Siendo forzoso concluir, es inexcusable destacar al menos el interés del poema de este mismo libro «Escritores»34, en que alude a varios novelistas del «boom», con apostillas irónicas, nada coherentes en algunos casos, con otros juicios vertidos sobre ellos aquí mismo y en otros lugares35. De Cortázar se resalta la dificultad de su lenguaje y acaso la inutilidad de su esfuerzo de «pescador / que pesca los escalofríos». Parece tacharse de incongruente a Vargas Llosa, porque «contó / llorando sus cuentos de amor / y, sonriendo, los dolores / de su patria deshabitada». Especial acritud alcanza la diatriba contra Lezama Lima y otros «sexuales escritores» que olvidaron «la insigne revolución». A Rulfo, Fuentes, Otero Silva (cuya mención aquí asombra), José Revueltas y el pintor Siqueiros se les acusa de ambigüedad: «¿En qué quedamos, / por favor?». Sábato, Onetti y Roa Bastos resultan ser autores de un «pornosófico monólogo» frente al deber de «llenar las panaderías». Sólo García Márquez es mostrado como fiel al compromiso humano.
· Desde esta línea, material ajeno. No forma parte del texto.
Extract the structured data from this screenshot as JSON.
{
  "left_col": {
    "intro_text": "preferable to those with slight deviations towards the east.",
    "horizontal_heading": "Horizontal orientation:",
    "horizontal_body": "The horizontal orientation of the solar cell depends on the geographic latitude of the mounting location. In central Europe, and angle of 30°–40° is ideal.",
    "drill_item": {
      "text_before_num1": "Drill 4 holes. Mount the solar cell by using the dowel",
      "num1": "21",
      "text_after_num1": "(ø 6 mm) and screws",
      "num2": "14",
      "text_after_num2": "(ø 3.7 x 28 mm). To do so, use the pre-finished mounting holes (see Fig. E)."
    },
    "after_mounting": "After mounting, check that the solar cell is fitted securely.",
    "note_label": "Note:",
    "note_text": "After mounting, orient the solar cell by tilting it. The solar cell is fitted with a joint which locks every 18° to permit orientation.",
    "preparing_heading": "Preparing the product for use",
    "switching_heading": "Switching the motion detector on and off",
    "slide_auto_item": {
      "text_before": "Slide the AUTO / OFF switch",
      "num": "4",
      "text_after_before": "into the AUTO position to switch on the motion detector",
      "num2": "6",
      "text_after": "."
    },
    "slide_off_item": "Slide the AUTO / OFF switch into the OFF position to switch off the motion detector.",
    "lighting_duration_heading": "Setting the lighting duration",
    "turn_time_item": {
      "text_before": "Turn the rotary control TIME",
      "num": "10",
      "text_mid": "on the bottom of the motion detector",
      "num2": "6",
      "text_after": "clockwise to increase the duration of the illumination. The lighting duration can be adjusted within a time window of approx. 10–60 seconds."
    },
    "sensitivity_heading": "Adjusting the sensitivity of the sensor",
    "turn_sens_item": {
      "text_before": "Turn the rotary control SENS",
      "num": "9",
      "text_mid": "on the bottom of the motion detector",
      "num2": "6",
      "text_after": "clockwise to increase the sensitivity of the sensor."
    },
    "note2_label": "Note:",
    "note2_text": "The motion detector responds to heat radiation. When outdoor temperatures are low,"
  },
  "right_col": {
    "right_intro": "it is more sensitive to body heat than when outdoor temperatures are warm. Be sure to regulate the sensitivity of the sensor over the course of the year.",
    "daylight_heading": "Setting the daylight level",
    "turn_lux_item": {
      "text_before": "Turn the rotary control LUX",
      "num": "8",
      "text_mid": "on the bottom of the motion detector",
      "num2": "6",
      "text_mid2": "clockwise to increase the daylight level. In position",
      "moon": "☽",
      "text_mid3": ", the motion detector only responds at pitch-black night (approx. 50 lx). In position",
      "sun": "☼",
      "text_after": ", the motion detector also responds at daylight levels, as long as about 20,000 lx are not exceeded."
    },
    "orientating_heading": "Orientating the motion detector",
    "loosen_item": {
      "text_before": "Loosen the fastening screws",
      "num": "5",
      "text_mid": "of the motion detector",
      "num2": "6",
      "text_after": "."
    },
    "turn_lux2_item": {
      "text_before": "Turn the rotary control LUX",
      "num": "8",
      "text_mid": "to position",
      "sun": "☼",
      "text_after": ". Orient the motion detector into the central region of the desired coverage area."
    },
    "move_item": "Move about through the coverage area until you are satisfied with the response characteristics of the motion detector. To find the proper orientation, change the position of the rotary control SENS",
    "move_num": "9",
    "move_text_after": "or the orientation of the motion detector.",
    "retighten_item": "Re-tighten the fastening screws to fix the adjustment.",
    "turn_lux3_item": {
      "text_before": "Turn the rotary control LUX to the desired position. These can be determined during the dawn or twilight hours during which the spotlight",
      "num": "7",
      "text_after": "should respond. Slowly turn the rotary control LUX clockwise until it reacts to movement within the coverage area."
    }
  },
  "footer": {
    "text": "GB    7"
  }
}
Sorprendentemente, a la hora de recapitular, en el mismo poema, el que se ha definido como «el cronista irritado / que no escucha la serenata» habla de «mis compañeros», cuya obra, hecha con «un idioma de tierra pura», ha dado a conocer la realidad de América en Europa. No es ésta, como vemos la única paradoja deducible de cuanto llevamos expuesto. Y es que la poética de Neruda, en gran medida perfilada a través de su estimación de lo ajeno, incluyó frecuentemente el noble ejercicio de develar, zanjándolas o no, algunas de sus muchas turbaciones en voz alta.